Australia’s IT industry is hunkering down for an uncertain ride as local and world events send a wave of caution through the industry.
Already working under severe pressure to justify their value in an economically rocky period, IT professionals now await the repercussions of the U.S. retaliatory strikes for the Sept. 11 terrorist attacks and Australia’s general election set for Nov. 10.
Philip Nesci, CIO for Orica Australia Pty. Ltd., believes the war against terrorism will “toughen” the world economy.
“We are scrutinizing projects a lot more and looking closer at ROI (return on investment). If there is not an immediate benefit from the project it is being seriously reconsidered.”
Gartner Inc. research director Barb Gomolski agrees. “We’re seeing almost a complete halting of discretionary spending (for IT), and a greater amount of scrutiny and a desire to prepare.”
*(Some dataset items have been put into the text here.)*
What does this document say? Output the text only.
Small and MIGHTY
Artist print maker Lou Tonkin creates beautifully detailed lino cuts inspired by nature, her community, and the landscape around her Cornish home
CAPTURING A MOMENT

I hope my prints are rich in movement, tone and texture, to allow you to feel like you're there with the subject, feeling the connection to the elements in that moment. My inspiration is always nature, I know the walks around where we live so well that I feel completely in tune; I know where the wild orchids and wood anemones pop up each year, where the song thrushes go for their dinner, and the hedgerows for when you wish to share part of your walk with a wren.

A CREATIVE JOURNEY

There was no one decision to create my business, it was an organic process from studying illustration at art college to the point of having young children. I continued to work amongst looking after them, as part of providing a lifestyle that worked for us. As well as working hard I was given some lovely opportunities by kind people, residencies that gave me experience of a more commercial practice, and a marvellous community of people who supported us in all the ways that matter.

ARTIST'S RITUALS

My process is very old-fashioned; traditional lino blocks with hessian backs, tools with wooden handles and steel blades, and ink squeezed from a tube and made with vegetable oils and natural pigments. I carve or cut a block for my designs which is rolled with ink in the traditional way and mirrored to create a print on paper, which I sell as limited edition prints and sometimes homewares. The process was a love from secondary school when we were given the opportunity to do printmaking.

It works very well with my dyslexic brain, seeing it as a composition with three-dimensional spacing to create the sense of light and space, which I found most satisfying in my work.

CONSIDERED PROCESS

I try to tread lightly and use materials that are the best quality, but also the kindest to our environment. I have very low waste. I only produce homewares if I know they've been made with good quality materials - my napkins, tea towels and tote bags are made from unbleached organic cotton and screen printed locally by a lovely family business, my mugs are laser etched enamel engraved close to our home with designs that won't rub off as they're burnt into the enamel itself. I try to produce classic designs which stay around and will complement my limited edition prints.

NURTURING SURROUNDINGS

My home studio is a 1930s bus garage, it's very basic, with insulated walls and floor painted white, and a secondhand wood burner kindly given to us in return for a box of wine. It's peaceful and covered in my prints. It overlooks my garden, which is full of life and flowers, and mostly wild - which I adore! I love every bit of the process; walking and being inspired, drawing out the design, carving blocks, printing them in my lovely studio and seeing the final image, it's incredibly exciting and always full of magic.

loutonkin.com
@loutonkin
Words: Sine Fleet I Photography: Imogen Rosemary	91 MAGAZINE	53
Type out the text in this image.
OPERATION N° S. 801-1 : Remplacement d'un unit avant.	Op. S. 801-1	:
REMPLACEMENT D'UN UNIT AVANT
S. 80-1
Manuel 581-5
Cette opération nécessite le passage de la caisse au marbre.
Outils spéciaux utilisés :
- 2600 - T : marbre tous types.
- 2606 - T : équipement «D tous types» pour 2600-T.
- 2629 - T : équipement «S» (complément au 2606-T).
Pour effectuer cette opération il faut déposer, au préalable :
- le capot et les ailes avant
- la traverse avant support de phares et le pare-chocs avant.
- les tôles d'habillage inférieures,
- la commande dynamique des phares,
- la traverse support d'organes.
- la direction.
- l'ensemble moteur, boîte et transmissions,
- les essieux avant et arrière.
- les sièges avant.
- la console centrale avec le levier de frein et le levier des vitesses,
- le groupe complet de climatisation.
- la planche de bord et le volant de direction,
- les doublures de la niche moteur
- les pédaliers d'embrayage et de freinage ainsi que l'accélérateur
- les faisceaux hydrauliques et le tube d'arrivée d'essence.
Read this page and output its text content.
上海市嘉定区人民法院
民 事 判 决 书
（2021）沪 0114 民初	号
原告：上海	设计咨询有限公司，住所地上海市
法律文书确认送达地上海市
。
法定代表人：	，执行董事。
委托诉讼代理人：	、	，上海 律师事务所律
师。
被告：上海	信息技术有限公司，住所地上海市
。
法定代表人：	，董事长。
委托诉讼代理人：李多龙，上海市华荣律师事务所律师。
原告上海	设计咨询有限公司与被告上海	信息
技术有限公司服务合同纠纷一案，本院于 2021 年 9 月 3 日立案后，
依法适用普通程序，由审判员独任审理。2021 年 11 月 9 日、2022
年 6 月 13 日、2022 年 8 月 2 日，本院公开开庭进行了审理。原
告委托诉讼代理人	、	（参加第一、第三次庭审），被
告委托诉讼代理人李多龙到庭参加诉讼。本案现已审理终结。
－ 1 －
Gartner analysts warn that having plans in place and backing them up with the necessary products and personnel will cost money; being caught unprepared during a crisis is a risky and unacceptable choice that could lead a company towards ruin. An immediate upside of being prepared for disasters is that it is bound to yield an improvement in overall efficiency, they said.
Greg Carvouni, CIO for the New South Wales Roads and Traffic Authority, said his department has had quite a few internal discussions on disaster recovery. “We are quite set up in this area, but are in the process of improving it a bit so our network is more self-reliant and we are able to recover seamlessly when the likes of Telstra goes down.”
Both Nesci and Carvouni believe IT budgets for next year will “definitely” be lower than this year, and investments will be not altered as a result of Sept. 11 issues.
“I don’t think we will be spending more on security as we already have those mechanism well in place,” Nesci said.
IDC Australia’s research director Joel Martin agrees that times are still tough for the IT department, but in regards to Australia’s economy, he believes a recovery is not far off.
Martin said the economy will remain sluggish until February, not as a result of the worldwide economic downturn or any military activity, but “just as a carry-on from our present situation.”
“If you look at the strength of the Australian economy, we are very self-sufficient and strong. I believe the economy will rebound in March until June 2002, and then really pick up after that.”
Martin said companies will wait until the election is over before they start new contracts, but after that budgets will continue to focus on security, storage, outsourcing, business process outsourcing and mobility issues.
“I believe teleworking will get a huge push next year. As the price falls for devices and more people want to work remotely … there will be a business push for more remote workers.”
How IT departments will cope with this forecast surge will “depend on the industry and the company”, Martin said. “I think many IT departments will be looking to suppliers, integrators and software vendors for support.”